Social. In order to maintain the
cohesion of their communities, congregants look to their rabbis as the
focal point of their loyalty and as linchpins of congregational
stability.
The power differential between rabbi and congregant becomes especially clear when the clergy abuse comes to light. Congregants commonly react by denying the abuse, scapegoating the victim, and defending the rabbi. A rabbi who allows a congregation to blame a victim in order to protect himself is continuing to abuse his power. A community that participates in this kind of scapegoating becomes complicit in this abuse.
Why do community members become complicit?
In cases of clergy abuse, most congregants experience a cognitive dissonance between their previous beliefs about the rabbi’s trustworthiness and new information about what the rabbi has done.
On the one hand, they believe in the spiritual authority, moral example, and professional leadership of their rabbi, and they are attached to him as a beloved figure. On the other hand, they must come to terms with the fact that the rabbi may have spiritually manipulated a congregant, broken professional boundaries, and caused harm to a vulnerable person.

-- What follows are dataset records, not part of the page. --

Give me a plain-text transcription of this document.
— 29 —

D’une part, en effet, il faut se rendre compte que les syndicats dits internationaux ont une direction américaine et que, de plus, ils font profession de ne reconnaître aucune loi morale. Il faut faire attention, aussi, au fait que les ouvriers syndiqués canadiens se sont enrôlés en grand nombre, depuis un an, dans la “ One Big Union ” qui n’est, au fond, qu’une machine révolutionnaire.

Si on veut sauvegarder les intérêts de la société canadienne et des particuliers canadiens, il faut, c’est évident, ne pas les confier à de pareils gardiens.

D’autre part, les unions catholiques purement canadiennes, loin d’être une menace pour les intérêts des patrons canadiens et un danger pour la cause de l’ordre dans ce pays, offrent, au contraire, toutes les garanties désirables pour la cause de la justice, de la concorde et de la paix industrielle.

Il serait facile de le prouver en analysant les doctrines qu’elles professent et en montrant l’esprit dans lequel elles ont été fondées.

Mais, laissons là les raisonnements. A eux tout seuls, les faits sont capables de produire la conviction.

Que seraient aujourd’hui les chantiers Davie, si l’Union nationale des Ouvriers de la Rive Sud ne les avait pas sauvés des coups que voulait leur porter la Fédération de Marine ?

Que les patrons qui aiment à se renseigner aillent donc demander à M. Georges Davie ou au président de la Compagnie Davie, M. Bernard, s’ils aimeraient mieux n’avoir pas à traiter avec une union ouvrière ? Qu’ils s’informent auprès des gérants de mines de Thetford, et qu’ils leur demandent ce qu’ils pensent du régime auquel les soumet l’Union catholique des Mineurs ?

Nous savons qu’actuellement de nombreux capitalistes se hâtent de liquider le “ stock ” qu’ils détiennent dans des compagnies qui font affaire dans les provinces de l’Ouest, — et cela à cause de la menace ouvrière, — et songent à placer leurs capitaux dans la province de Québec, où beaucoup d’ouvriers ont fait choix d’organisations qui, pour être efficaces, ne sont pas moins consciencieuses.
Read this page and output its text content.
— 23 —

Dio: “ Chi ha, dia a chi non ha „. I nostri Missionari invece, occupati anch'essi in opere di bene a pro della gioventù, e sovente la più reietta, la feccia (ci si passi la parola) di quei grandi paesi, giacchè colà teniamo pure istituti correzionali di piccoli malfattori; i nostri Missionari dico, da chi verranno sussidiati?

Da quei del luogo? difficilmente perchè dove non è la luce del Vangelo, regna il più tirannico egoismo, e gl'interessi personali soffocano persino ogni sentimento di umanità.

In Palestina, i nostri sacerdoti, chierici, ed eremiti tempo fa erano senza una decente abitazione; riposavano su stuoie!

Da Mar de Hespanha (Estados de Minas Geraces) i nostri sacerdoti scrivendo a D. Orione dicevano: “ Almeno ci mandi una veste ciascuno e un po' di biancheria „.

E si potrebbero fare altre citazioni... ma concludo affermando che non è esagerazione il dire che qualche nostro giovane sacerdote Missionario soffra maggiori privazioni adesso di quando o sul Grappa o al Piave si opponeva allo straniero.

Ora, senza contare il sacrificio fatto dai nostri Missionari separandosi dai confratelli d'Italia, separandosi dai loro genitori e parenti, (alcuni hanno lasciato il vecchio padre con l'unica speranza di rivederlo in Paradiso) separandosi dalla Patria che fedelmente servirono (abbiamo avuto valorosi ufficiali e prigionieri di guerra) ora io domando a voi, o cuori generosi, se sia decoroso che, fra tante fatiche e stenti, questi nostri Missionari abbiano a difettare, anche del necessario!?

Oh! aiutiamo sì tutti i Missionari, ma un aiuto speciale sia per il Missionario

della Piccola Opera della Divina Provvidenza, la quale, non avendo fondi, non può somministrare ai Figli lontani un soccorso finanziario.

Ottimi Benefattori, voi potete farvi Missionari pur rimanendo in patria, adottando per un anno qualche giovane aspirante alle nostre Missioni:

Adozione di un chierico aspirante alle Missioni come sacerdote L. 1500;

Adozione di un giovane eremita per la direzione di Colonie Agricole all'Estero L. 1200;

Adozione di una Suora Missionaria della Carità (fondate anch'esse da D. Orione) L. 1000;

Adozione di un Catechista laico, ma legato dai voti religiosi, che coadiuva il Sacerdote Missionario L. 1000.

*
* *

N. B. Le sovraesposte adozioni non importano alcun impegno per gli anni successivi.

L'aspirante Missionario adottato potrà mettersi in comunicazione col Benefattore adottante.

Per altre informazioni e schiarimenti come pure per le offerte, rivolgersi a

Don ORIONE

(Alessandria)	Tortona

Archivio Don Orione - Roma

Cognitive psychologist Art Markman writes that, in cases of clergy abuse, many people resolve the tension of this cognitive dissonance by supporting the clergy person and blaming the victim because “the belief that clergy are good and powerful is so strong that it is easier for many people…to try to resolve this dissonance by denigrating the people who come forward.”
Thus, congregants commonly err on the side of maintaining their idealized view of their rabbi. As a result, they will deny that the rabbi did anything wrong and blame the victim for the rabbi’s actions. Rabbi Gross Schaefer notes, “No one wants to hear that a beloved clergy person has acted inappropriately. Other rabbis, either within the institution or outside, keep their distance and their mouths closed. And other institutional members usually shun, and begin blaming, the victim.”
Professor Diana Garland, Dean of the Baylor University School of Social Work, discovered similar patterns in her 2009 cross-denominational work on clergy sexual misconduct and described the resulting impact on victims in these succinct terms: “Victims were ‘hurt’ by a religious leader, but they were ‘destroyed’ by the congregation.”
Given a rabbi’s power and authority in a community, any relationship between a rabbi and a congregant is, by its nature, an abuse of power. It is never an “affair.” It cannot be a relationship of equals. To deny the abuse and to blame the victim only revictimizes the very people who need our support.
We must do better — not only for the healing of those who have already been victimized, but for the safety of us all.